I've just been reading design books in Books Etc and looking at pavements and thinking about the discussion so far. My thoughts:

  1. Grids are a great layout tool. Tables are a bad implementation of grids. There's no rotation or layering. Elements that should interact weakly (like borders) sometimes have to interact strongly with the content. A good idea might be to formalise layout grids into something other than <table>s, splitting them from data tables completely.
  2. Positioning hierarchies are also very useful. Grids and indeed complex borders would be halfway implemented if we could nest layouts within blocks and define rigid rules for the sizing of those blocks. CSS2 states "[Positioning proerties] specify offsets with respect to the box's containing block." This is cool, but it also states "Absolutely positioned boxes are taken out of the normal flow. This means they have no impact on the layout of later siblings." Thus the result is not what you might predict. See this demo.
  3. CSS is too dumb to suit authors. Authors can specify very quickly what they want to do in different situations, CSS does not allow them to write these specifications down. Example. If Hype is scaled so that it's only 200 pixels wide, I would want the columns to be stacked, but not in the order they are defined in the HTML. I'd want 1,3,2 instead of 1,2,3. This ties in with a lot of Coises' problems and constraints seem like a good way to express these nuances. However, I think that conditionals are really what's needed here and the constraints proposal doesn't really address that.

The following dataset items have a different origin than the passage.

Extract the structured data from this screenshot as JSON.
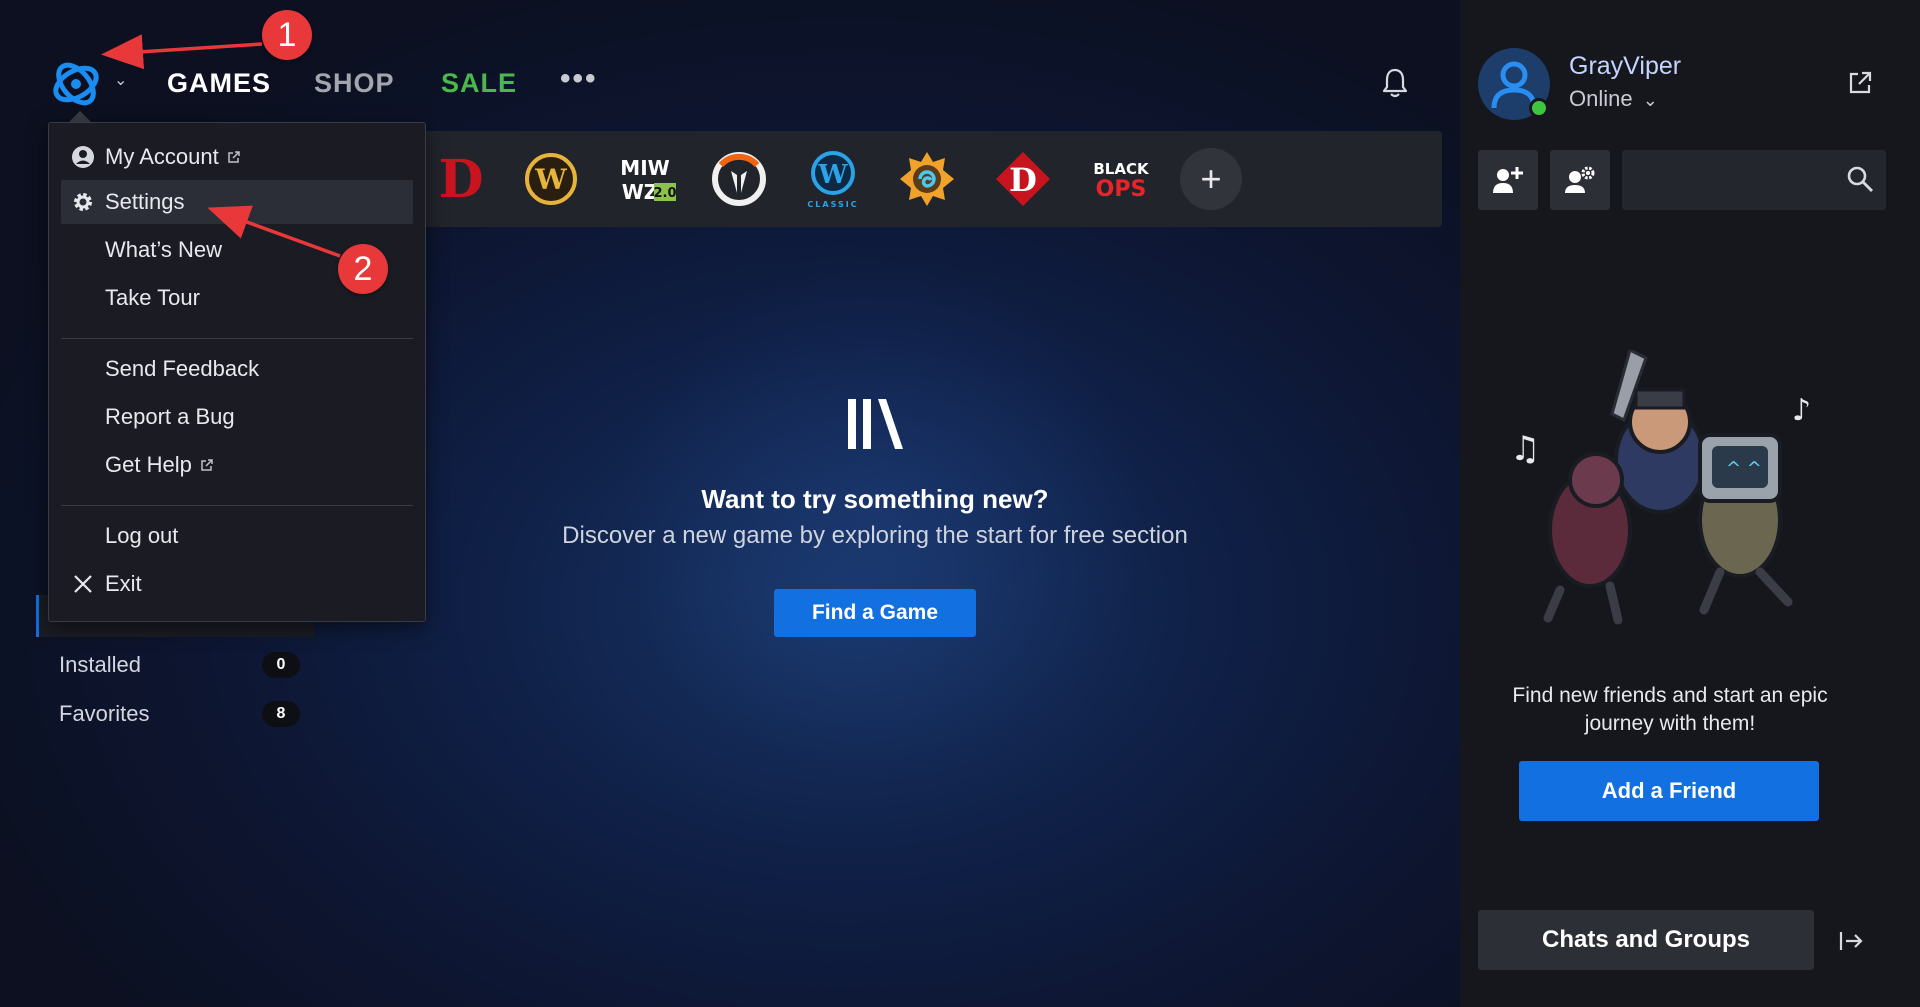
{
  "window": {
    "minimize": "—",
    "restore": "❐",
    "close": "✕"
  },
  "nav": {
    "games": "GAMES",
    "shop": "SHOP",
    "sale": "SALE",
    "more": "•••"
  },
  "menu": {
    "items": [
      {
        "label": "My Account",
        "icon": "user-circle-icon",
        "external": true
      },
      {
        "label": "Settings",
        "icon": "gear-icon",
        "external": false,
        "highlighted": true
      },
      {
        "label": "What’s New",
        "icon": "",
        "external": false
      },
      {
        "label": "Take Tour",
        "icon": "",
        "external": false
      },
      {
        "label": "Send Feedback",
        "icon": "",
        "external": false
      },
      {
        "label": "Report a Bug",
        "icon": "",
        "external": false
      },
      {
        "label": "Get Help",
        "icon": "",
        "external": true
      },
      {
        "label": "Log out",
        "icon": "",
        "external": false
      },
      {
        "label": "Exit",
        "icon": "close-icon",
        "external": false
      }
    ]
  },
  "games_bar": {
    "games": [
      {
        "name": "diablo-iv",
        "mark": "D",
        "color": "#c8141e"
      },
      {
        "name": "world-of-warcraft",
        "mark": "W",
        "color": "#e6b43a"
      },
      {
        "name": "mw2-warzone",
        "mark": "MWII WZ2.0",
        "color": "#ffffff"
      },
      {
        "name": "overwatch",
        "mark": "",
        "color": "#f0f0f0"
      },
      {
        "name": "wow-classic",
        "mark": "W",
        "sub": "CLASSIC",
        "color": "#2aa3e8"
      },
      {
        "name": "hearthstone",
        "mark": "",
        "color": "#f0a22a"
      },
      {
        "name": "diablo-immortal",
        "mark": "D",
        "color": "#ffffff"
      },
      {
        "name": "black-ops",
        "mark": "BLACK",
        "sub": "OPS",
        "color": "#ffffff"
      }
    ],
    "add": "+"
  },
  "promo": {
    "title": "Want to try something new?",
    "subtitle": "Discover a new game by exploring the start for free section",
    "button": "Find a Game"
  },
  "library": {
    "items": [
      {
        "label": "Installed",
        "count": "0"
      },
      {
        "label": "Favorites",
        "count": "8"
      }
    ]
  },
  "annotations": {
    "badge1": "1",
    "badge2": "2"
  },
  "profile": {
    "username": "GrayViper",
    "status": "Online",
    "status_color": "#3fc43f"
  },
  "social": {
    "search_placeholder": "",
    "empty_text": "Find new friends and start an epic journey with them!",
    "add_friend": "Add a Friend",
    "chats": "Chats and Groups"
  },
  "colors": {
    "accent": "#1270e0",
    "sale": "#4ab84a",
    "annotation": "#e8383a"
  }
}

XML prolog puts IE 6 into quirks mode

15:03, Monday April 28th, 2003 • feeling webmasterly • 1 comment

For a while I've been aware that there is a problem with including the XML prolog (<?xml version="1.0"?>) in XHTML documents, but nobody has explained what it was and I didn't bother to go looking. However, it puts IE 6 into "render like IE 5" mode which seems pretty dumb, however, it answers a few questions.

I will be removing the prolog from the pages on this site sometime soon.

Bugger

13:39, Monday April 28th, 2003 • feeling resigned • no comments

After asking the WG to explain their thoughts on CCSS, Hixie said he didn't understand it and that a proposal in the form of a CSS 3 module with lots of examples would go a long way to solving that problem.

Why should I be writing out proposals on my budget of no money? The W3C has a large budget. I've identified some problems and I'm willing to both identify and catalog more. Call me naive but I thought it would be up to the W3C to go about the business of finding solutions. Oh well, that's another drain on my time.